Kevin-Prince Boateng andata e ritorno. Il giramondo che esplode nel mondiale africano, si conferma al Milan e poi affronta una parabola discendente per certi versi repentina e impronosticabile.

Ha fatto tutto lui, nativo di Berlino Ovest, cresciuto nei quartieri popolari e calcisticamente nell’Hertha. Tedesco dentro, in tutto e per tutto, fa la trafila delle giovanili nazionali della Germania, sogna un giorno di affrancarsi e regalare alla madre un giorno il sogno di vestire la maglia della nazionale maggiore. Magari pure di vincere un mondiale.

Succederà, ma con il Ghana, nazione nativa del padre che lo ha abbandonato e che lui stesso ha disconosciuto.
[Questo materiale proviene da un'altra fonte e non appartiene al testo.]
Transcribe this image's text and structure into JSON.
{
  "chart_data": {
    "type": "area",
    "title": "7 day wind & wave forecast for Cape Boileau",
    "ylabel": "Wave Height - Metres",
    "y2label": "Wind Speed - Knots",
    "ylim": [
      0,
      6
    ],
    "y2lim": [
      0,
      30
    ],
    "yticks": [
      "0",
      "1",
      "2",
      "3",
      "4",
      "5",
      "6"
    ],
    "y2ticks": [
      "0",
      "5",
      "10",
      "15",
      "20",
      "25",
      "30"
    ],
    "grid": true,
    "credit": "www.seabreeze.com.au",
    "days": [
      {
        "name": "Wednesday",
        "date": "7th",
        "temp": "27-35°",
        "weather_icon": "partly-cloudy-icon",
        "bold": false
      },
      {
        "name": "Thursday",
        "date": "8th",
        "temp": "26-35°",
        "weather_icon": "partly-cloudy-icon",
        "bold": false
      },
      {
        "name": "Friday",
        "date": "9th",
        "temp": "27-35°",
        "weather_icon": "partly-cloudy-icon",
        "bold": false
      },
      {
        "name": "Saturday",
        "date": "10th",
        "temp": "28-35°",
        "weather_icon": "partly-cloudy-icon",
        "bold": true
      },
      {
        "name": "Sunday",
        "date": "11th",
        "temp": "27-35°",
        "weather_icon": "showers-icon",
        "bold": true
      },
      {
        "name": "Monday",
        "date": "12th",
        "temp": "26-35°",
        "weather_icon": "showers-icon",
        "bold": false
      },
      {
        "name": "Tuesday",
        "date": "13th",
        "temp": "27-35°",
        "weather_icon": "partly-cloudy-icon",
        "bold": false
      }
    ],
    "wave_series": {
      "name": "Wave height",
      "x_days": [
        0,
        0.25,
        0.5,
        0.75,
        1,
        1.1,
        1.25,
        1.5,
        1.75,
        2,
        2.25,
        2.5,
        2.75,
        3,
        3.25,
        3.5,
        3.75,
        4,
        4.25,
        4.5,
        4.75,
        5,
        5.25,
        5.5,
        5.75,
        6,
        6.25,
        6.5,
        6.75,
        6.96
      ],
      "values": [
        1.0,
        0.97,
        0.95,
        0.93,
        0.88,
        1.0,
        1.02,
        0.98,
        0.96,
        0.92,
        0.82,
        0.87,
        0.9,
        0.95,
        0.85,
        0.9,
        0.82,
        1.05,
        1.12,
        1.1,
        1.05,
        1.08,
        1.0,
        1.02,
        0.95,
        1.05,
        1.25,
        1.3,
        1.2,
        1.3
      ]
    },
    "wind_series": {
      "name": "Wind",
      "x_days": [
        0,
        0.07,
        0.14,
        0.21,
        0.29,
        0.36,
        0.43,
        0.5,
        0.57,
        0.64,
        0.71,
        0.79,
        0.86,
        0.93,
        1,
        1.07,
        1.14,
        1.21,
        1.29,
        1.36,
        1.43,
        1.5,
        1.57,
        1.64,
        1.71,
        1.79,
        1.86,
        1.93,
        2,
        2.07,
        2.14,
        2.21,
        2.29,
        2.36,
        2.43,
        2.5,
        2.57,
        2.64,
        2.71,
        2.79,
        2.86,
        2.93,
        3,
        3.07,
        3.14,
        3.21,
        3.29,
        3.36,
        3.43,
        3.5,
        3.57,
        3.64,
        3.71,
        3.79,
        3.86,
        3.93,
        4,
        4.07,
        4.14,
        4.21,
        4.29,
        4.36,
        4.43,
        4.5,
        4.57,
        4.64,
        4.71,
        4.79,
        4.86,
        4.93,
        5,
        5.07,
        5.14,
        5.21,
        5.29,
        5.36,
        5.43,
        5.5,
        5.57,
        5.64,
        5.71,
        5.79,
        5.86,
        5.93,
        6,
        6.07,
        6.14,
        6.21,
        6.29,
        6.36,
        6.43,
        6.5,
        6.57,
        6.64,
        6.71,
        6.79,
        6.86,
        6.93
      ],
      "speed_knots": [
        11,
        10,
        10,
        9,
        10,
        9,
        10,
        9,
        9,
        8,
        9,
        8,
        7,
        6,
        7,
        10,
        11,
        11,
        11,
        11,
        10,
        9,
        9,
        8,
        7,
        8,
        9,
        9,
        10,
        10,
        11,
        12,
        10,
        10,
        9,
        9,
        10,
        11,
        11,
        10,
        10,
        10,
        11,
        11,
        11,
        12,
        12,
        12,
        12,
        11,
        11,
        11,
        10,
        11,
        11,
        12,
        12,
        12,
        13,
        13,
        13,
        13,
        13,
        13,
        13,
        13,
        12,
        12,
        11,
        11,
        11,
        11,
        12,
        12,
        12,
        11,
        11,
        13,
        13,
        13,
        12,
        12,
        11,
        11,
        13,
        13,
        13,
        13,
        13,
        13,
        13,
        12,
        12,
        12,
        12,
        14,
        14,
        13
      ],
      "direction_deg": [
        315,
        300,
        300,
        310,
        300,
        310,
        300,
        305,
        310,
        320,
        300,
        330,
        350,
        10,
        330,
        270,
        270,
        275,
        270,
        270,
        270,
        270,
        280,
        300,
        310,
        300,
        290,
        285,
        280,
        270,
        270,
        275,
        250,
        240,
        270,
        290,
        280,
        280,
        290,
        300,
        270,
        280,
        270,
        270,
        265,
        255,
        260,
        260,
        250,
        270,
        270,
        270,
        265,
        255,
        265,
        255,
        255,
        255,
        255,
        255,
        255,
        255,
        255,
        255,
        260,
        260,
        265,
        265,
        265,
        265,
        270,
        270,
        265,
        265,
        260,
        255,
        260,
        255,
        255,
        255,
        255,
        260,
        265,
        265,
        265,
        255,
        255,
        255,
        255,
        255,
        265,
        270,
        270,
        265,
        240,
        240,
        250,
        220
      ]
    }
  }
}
È l’estate del 2010, si gioca in Sudafrica, in primavera la decisione: pur di giocarlo quel mondiale accetta e ottiene dalla FIFA il lasciapassare per poter giocare con la selezione ghanese. Per Kevin-Prince Boateng si accendono i fari del mondo, lui quell’anno ha giocato benino in Premier League con la maglia del Portsmouth dopo aver cercato fortuna (per lui hanno entrambe speso più di 5 milioni di euro per il cartellino) anche al Tottenham. La cose non vanno subito bene. E allora il legame con la Germania nel 2009 lo riporta in terra teutonica per provare a convincere in 6 mesi il Borussia Dortmund a prelevarlo. Niente da fare, saranno 10 gettoni di presenza un po’ qua e un po’ là, con scarso minutaggio.
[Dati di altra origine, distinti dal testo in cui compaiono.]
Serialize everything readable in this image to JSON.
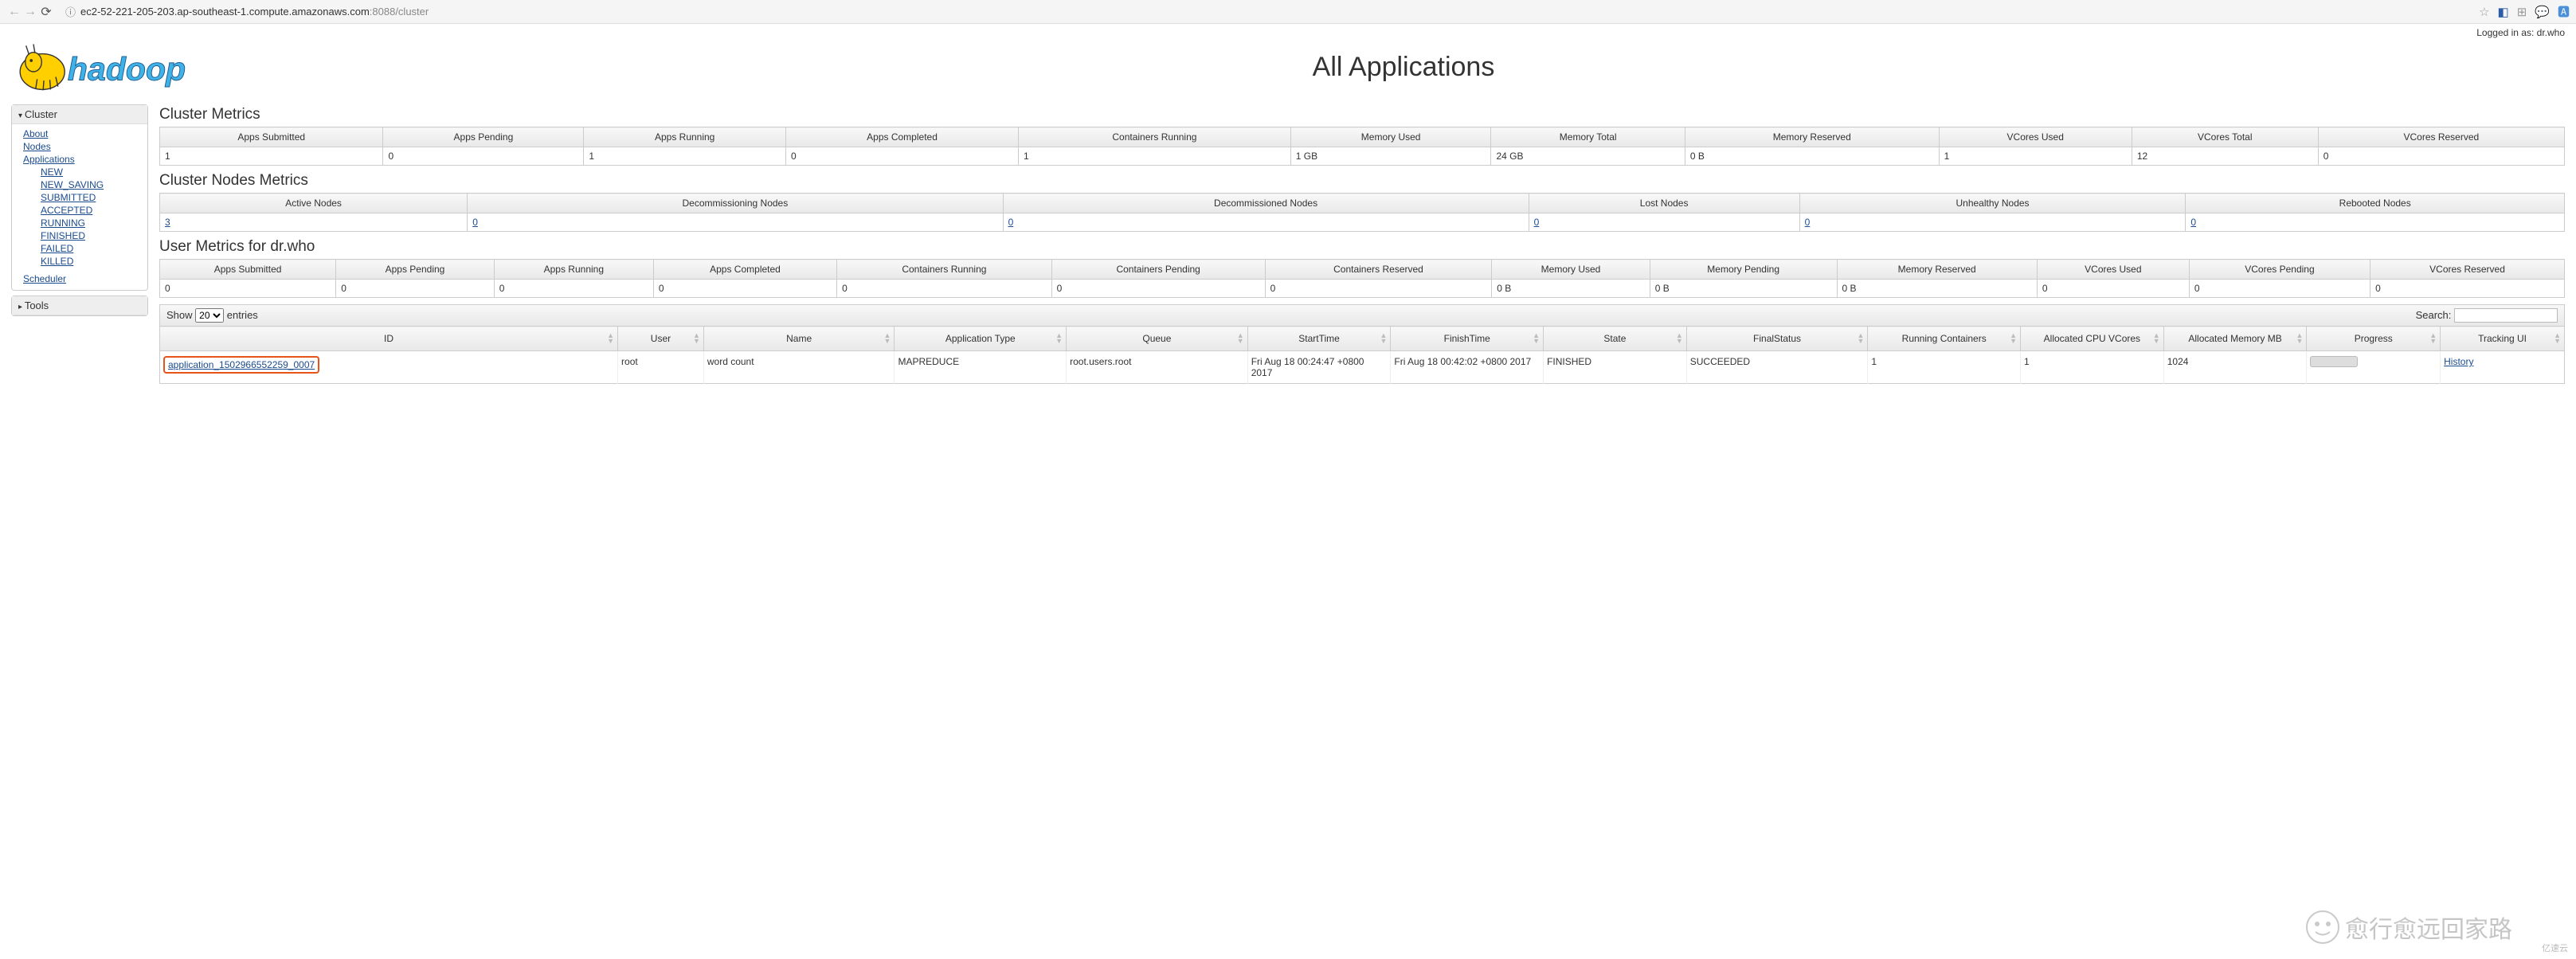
{
  "browser": {
    "url_host": "ec2-52-221-205-203.ap-southeast-1.compute.amazonaws.com",
    "url_port_path": ":8088/cluster"
  },
  "login_text": "Logged in as: dr.who",
  "page_title": "All Applications",
  "sidebar": {
    "cluster_label": "Cluster",
    "tools_label": "Tools",
    "links": {
      "about": "About",
      "nodes": "Nodes",
      "applications": "Applications",
      "new": "NEW",
      "new_saving": "NEW_SAVING",
      "submitted": "SUBMITTED",
      "accepted": "ACCEPTED",
      "running": "RUNNING",
      "finished": "FINISHED",
      "failed": "FAILED",
      "killed": "KILLED",
      "scheduler": "Scheduler"
    }
  },
  "sections": {
    "cluster_metrics": "Cluster Metrics",
    "cluster_nodes_metrics": "Cluster Nodes Metrics",
    "user_metrics": "User Metrics for dr.who"
  },
  "cluster_metrics": {
    "headers": [
      "Apps Submitted",
      "Apps Pending",
      "Apps Running",
      "Apps Completed",
      "Containers Running",
      "Memory Used",
      "Memory Total",
      "Memory Reserved",
      "VCores Used",
      "VCores Total",
      "VCores Reserved"
    ],
    "values": [
      "1",
      "0",
      "1",
      "0",
      "1",
      "1 GB",
      "24 GB",
      "0 B",
      "1",
      "12",
      "0"
    ]
  },
  "nodes_metrics": {
    "headers": [
      "Active Nodes",
      "Decommissioning Nodes",
      "Decommissioned Nodes",
      "Lost Nodes",
      "Unhealthy Nodes",
      "Rebooted Nodes"
    ],
    "values": [
      "3",
      "0",
      "0",
      "0",
      "0",
      "0"
    ]
  },
  "user_metrics": {
    "headers": [
      "Apps Submitted",
      "Apps Pending",
      "Apps Running",
      "Apps Completed",
      "Containers Running",
      "Containers Pending",
      "Containers Reserved",
      "Memory Used",
      "Memory Pending",
      "Memory Reserved",
      "VCores Used",
      "VCores Pending",
      "VCores Reserved"
    ],
    "values": [
      "0",
      "0",
      "0",
      "0",
      "0",
      "0",
      "0",
      "0 B",
      "0 B",
      "0 B",
      "0",
      "0",
      "0"
    ]
  },
  "datatable": {
    "show_label": "Show",
    "entries_label": "entries",
    "show_value": "20",
    "search_label": "Search:",
    "columns": [
      "ID",
      "User",
      "Name",
      "Application Type",
      "Queue",
      "StartTime",
      "FinishTime",
      "State",
      "FinalStatus",
      "Running Containers",
      "Allocated CPU VCores",
      "Allocated Memory MB",
      "Progress",
      "Tracking UI"
    ],
    "col_widths": [
      "240",
      "45",
      "100",
      "90",
      "95",
      "75",
      "80",
      "75",
      "95",
      "80",
      "75",
      "75",
      "70",
      "65"
    ],
    "row": {
      "id": "application_1502966552259_0007",
      "user": "root",
      "name": "word count",
      "type": "MAPREDUCE",
      "queue": "root.users.root",
      "start": "Fri Aug 18 00:24:47 +0800 2017",
      "finish": "Fri Aug 18 00:42:02 +0800 2017",
      "state": "FINISHED",
      "final": "SUCCEEDED",
      "running": "1",
      "vcores": "1",
      "memory": "1024",
      "tracking": "History"
    }
  },
  "watermark": "愈行愈远回家路",
  "watermark_small": "亿速云"
}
Si parte dunque col Ghana, i compagni non ci hanno mai giocato insieme. E lui fa il leader. Destino vuole che ci sia anche la Germania (in cui milita il fratellastro Jerome, mai amato in adolescenza) sulla strada verso la gloria. E il Ghana quella gloria se la prende, migliore delle africane, a un certo punto sostenuto da un intero continente. Segna, fa segnare, spacca le partite.
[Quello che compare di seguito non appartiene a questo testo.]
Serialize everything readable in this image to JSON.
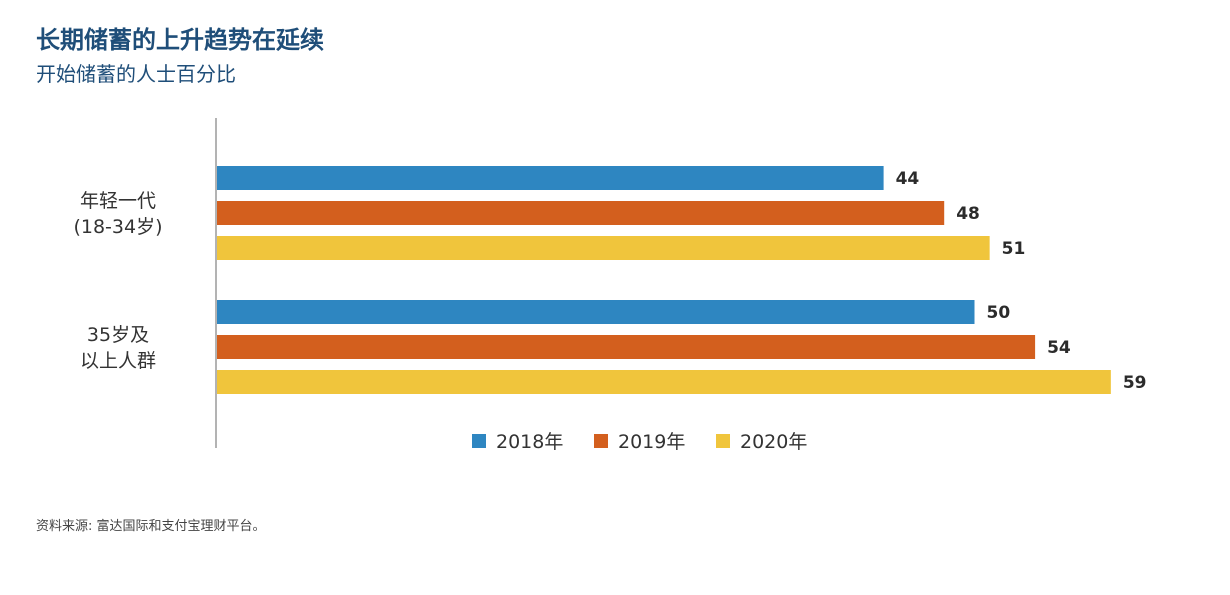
{
  "chart_data": {
    "type": "bar",
    "orientation": "horizontal",
    "title": "长期储蓄的上升趋势在延续",
    "subtitle": "开始储蓄的人士百分比",
    "categories": [
      [
        "年轻一代",
        "(18-34岁)"
      ],
      [
        "35岁及",
        "以上人群"
      ]
    ],
    "series": [
      {
        "name": "2018年",
        "values": [
          44,
          50
        ],
        "color": "#2e86c1"
      },
      {
        "name": "2019年",
        "values": [
          48,
          54
        ],
        "color": "#d35f1e"
      },
      {
        "name": "2020年",
        "values": [
          51,
          59
        ],
        "color": "#f0c53c"
      }
    ],
    "xlim": [
      0,
      60
    ],
    "grid": false,
    "legend_position": "bottom-center",
    "source": "资料来源: 富达国际和支付宝理财平台。"
  }
}
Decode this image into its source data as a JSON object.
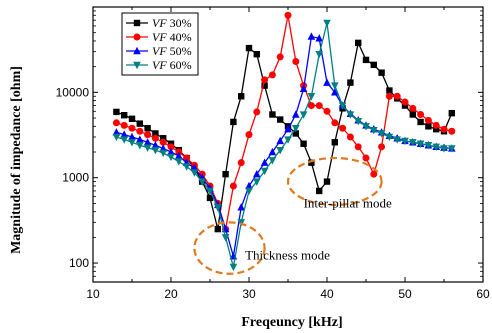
{
  "chart_data": {
    "type": "line",
    "xlabel": "Freqeuncy [kHz]",
    "ylabel": "Magnitude of impedance [ohm]",
    "xlim": [
      10,
      60
    ],
    "ylim": [
      60,
      100000
    ],
    "y_scale": "log",
    "x_ticks": [
      "10",
      "20",
      "30",
      "40",
      "50",
      "60"
    ],
    "y_ticks": [
      "100",
      "1000",
      "10000"
    ],
    "grid": false,
    "legend_position": "top-left",
    "series": [
      {
        "name_prefix": "VF",
        "name_suffix": " 30%",
        "color": "#000000",
        "marker": "square",
        "x": [
          13,
          14,
          15,
          16,
          17,
          18,
          19,
          20,
          21,
          22,
          23,
          24,
          25,
          26,
          27,
          28,
          29,
          30,
          31,
          32,
          33,
          34,
          35,
          36,
          37,
          38,
          39,
          40,
          41,
          42,
          43,
          44,
          45,
          46,
          47,
          48,
          49,
          50,
          51,
          52,
          53,
          54,
          55,
          56
        ],
        "y": [
          5900,
          5400,
          4900,
          4300,
          3800,
          3300,
          2900,
          2500,
          2100,
          1700,
          1300,
          900,
          580,
          250,
          1100,
          4500,
          9000,
          33000,
          28000,
          12000,
          5500,
          4800,
          4000,
          3300,
          2500,
          1500,
          700,
          900,
          2600,
          6500,
          13000,
          38000,
          24000,
          21000,
          17000,
          10500,
          8500,
          7000,
          5500,
          4500,
          4000,
          3700,
          3500,
          5700
        ]
      },
      {
        "name_prefix": "VF",
        "name_suffix": " 40%",
        "color": "#ff0000",
        "marker": "circle",
        "x": [
          13,
          14,
          15,
          16,
          17,
          18,
          19,
          20,
          21,
          22,
          23,
          24,
          25,
          26,
          27,
          28,
          29,
          30,
          31,
          32,
          33,
          34,
          35,
          36,
          37,
          38,
          39,
          40,
          41,
          42,
          43,
          44,
          45,
          46,
          47,
          48,
          49,
          50,
          51,
          52,
          53,
          54,
          55,
          56
        ],
        "y": [
          4400,
          4100,
          3800,
          3500,
          3200,
          2900,
          2600,
          2300,
          2000,
          1700,
          1400,
          1100,
          800,
          500,
          250,
          800,
          1500,
          3200,
          5900,
          14000,
          16000,
          26000,
          80000,
          23000,
          12000,
          7000,
          7000,
          6000,
          4400,
          3800,
          3000,
          2300,
          1700,
          1100,
          2300,
          9000,
          9000,
          7700,
          6500,
          5500,
          4700,
          4100,
          3700,
          3500
        ]
      },
      {
        "name_prefix": "VF",
        "name_suffix": " 50%",
        "color": "#0000ff",
        "marker": "triangle-up",
        "x": [
          13,
          14,
          15,
          16,
          17,
          18,
          19,
          20,
          21,
          22,
          23,
          24,
          25,
          26,
          27,
          28,
          29,
          30,
          31,
          32,
          33,
          34,
          35,
          36,
          37,
          38,
          39,
          40,
          41,
          42,
          43,
          44,
          45,
          46,
          47,
          48,
          49,
          50,
          51,
          52,
          53,
          54,
          55,
          56
        ],
        "y": [
          3400,
          3200,
          3000,
          2800,
          2600,
          2400,
          2200,
          2000,
          1800,
          1500,
          1300,
          1000,
          750,
          480,
          250,
          120,
          450,
          800,
          1100,
          1500,
          2000,
          2700,
          3700,
          5500,
          11000,
          45000,
          43000,
          13000,
          10000,
          7000,
          5600,
          4700,
          4100,
          3700,
          3400,
          3100,
          2900,
          2700,
          2600,
          2500,
          2400,
          2300,
          2250,
          2200
        ]
      },
      {
        "name_prefix": "VF",
        "name_suffix": " 60%",
        "color": "#008080",
        "marker": "triangle-down",
        "x": [
          13,
          14,
          15,
          16,
          17,
          18,
          19,
          20,
          21,
          22,
          23,
          24,
          25,
          26,
          27,
          28,
          29,
          30,
          31,
          32,
          33,
          34,
          35,
          36,
          37,
          38,
          39,
          40,
          41,
          42,
          43,
          44,
          45,
          46,
          47,
          48,
          49,
          50,
          51,
          52,
          53,
          54,
          55,
          56
        ],
        "y": [
          3000,
          2800,
          2600,
          2400,
          2250,
          2100,
          1950,
          1750,
          1550,
          1350,
          1150,
          900,
          700,
          450,
          200,
          90,
          300,
          700,
          900,
          1200,
          1600,
          2100,
          2800,
          3800,
          5500,
          9000,
          28000,
          65000,
          12000,
          7000,
          5500,
          4600,
          4000,
          3600,
          3300,
          3000,
          2800,
          2700,
          2600,
          2500,
          2400,
          2300,
          2200,
          2200
        ]
      }
    ],
    "annotations": [
      {
        "text": "Thickness mode",
        "x": 27.5,
        "y": 140,
        "rx": 4.5,
        "ry_decades": [
          75,
          300
        ],
        "label_x": 29.5,
        "label_y": 110,
        "color": "#e07a1f"
      },
      {
        "text": "Inter-pillar mode",
        "x": 41,
        "y": 900,
        "rx": 6.0,
        "ry_decades": [
          480,
          1700
        ],
        "label_x": 37.0,
        "label_y": 450,
        "color": "#e07a1f"
      }
    ]
  }
}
Non basta per la vittoria, ma per la fama sì. A fine mondiale si fa vivo però quasi soltanto il Genoa di Preziosi che poi tempo due settimane fa un favore al Milan che è in emergenza nel reparto di centrocampo: lì il Grifone lo presta e poi lo lascerà. Vince subito lo Scudetto, Boateng diventa quasi l’epicentro del calcio di Massimiliano Allegri alle spalle di un certo Zlatan Ibrahimovic. Solo applausi a San Siro. Ma il gioco si rompe abbastanza in fretta. Lì non riesce a prendersi la cattedra del leader, lascia anche la nazionale ghanese con un pretesto piuttosto inverosimile. Fa scelte strane. Sono quattro anni intensi, fino al ritorno a rappresentare il Ghana mirato a giocarsi ancora le proprie carte al Mondiale brasiliano 2014. Nel frattempo è finito allo Schalke dove alterna giocate alla Boateng a bizze alla Boateng. Si lascia andare. Lo dimostrerà il mondiale che lo riporta in sordina: due sole presenze, una da subentrato e una da sostituito, litiga con tutti, in particolare con il selezionatore Appiah. La festa è finita. Sono stati quattro anni veloci. Da mondiale a mondiale, la storia cambia in fretta. Eleva e brucia. E adesso Boateng sia in Africa che in Europa è un nome che scotta. Improbabile un cambio di rotta.